There are numerous other features buried in CoPilot Live’s settings that might be of use to different people: a mode that records and displays breadcrumbs while you’re in walking mode, fast forward and rewind buttons when you’re having it demonstrate a route, special settings for motorcycle and RV mapping, scenic routes, ferry and propane-restricted tunnels, and much more. The only thing conspicuously missing is an on-screen clock, which is included in TomTom by virtue of its retention of the iPhone’s own signal strength and status bar; ALK has its own GPS, battery, Internet and motion indicators, instead. We were a little concerned about another buried settings menu, titled Licensing, which includes a list of checkmarks, X marks, and buttons marked “Upgrade” and “Deactivate.” It’s too early to say for sure, but it looks like this screen might be the start of an attempt to sell numerous In-App upgrades in the forms of “POI Premium Images,” “Landmarks,” and other features, which if managed improperly could turn an otherwise good-looking app into an annoying little penny pincher. We hope that ALK doesn’t mess up a potentially good thing by playing with this app’s pricing.
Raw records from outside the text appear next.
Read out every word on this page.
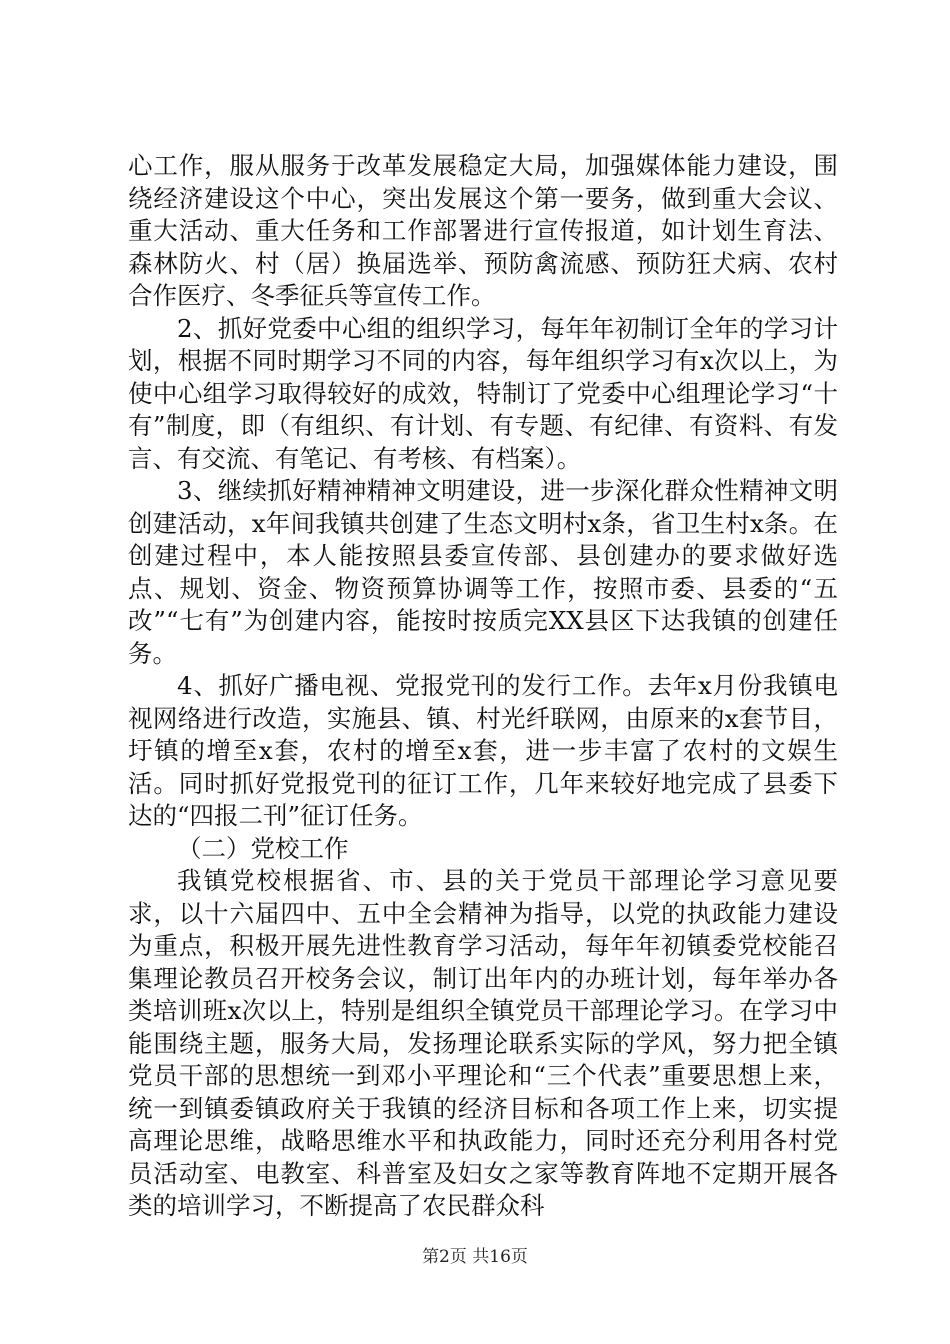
心工作，服从服务于改革发展稳定大局，加强媒体能力建设，围绕经济建设这个中心，突出发展这个第一要务，做到重大会议、重大活动、重大任务和工作部署进行宣传报道，如计划生育法、森林防火、村（居）换届选举、预防禽流感、预防狂犬病、农村合作医疗、冬季征兵等宣传工作。

2、抓好党委中心组的组织学习，每年年初制订全年的学习计划，根据不同时期学习不同的内容，每年组织学习有x次以上，为使中心组学习取得较好的成效，特制订了党委中心组理论学习“十有”制度，即（有组织、有计划、有专题、有纪律、有资料、有发言、有交流、有笔记、有考核、有档案）。

3、继续抓好精神精神文明建设，进一步深化群众性精神文明创建活动，x年间我镇共创建了生态文明村x条，省卫生村x条。在创建过程中，本人能按照县委宣传部、县创建办的要求做好选点、规划、资金、物资预算协调等工作，按照市委、县委的“五改”“七有”为创建内容，能按时按质完XX县区下达我镇的创建任务。

4、抓好广播电视、党报党刊的发行工作。去年x月份我镇电视网络进行改造，实施县、镇、村光纤联网，由原来的x套节目，圩镇的增至x套，农村的增至x套，进一步丰富了农村的文娱生活。同时抓好党报党刊的征订工作，几年来较好地完成了县委下达的“四报二刊”征订任务。

（二）党校工作

我镇党校根据省、市、县的关于党员干部理论学习意见要求，以十六届四中、五中全会精神为指导，以党的执政能力建设为重点，积极开展先进性教育学习活动，每年年初镇委党校能召集理论教员召开校务会议，制订出年内的办班计划，每年举办各类培训班x次以上，特别是组织全镇党员干部理论学习。在学习中能围绕主题，服务大局，发扬理论联系实际的学风，努力把全镇党员干部的思想统一到邓小平理论和“三个代表”重要思想上来，统一到镇委镇政府关于我镇的经济目标和各项工作上来，切实提高理论思维，战略思维水平和执政能力，同时还充分利用各村党员活动室、电教室、科普室及妇女之家等教育阵地不定期开展各类的培训学习，不断提高了农民群众科

第2页 共16页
All in all, CoPilot Live may start out on a somewhat low note because of its registration “feature,” and it might not have the big brand name that TomTom possesses, but it’s quickly apparent that this low-priced GPS app is currently a much stronger value and a generally better use of the iPhone 3G or 3GS hardware, apart from a few non-trivial issues. To the extent that it can leverage live Internet-based data to assist you with directions, display better-looking maps, and do multi-destination planning, it’s both an aesthetically pleasing and more functional piece of software. The clickable on-map POIs and settings menus give GPS fans a lot to play with, and even more to enjoy while on the road. However, the question marks as to its map database are significant, and as with all of the iPhone GPS apps out there, smoother animation, more detailed maps, and a better POI database wouldn’t hurt at all. ALK gets somewhat of a pass on most of these issues because of its asking price, but our advice for the time being would be to hold off until some of its bugs are fixed and some clarity is provided on the nature of its map database. Given its $35 pricing and the features it offers relative to its competitors, it would otherwise be instantly recommendable; its future success is truly a question of how wisely ALK handles the necessary upgrades.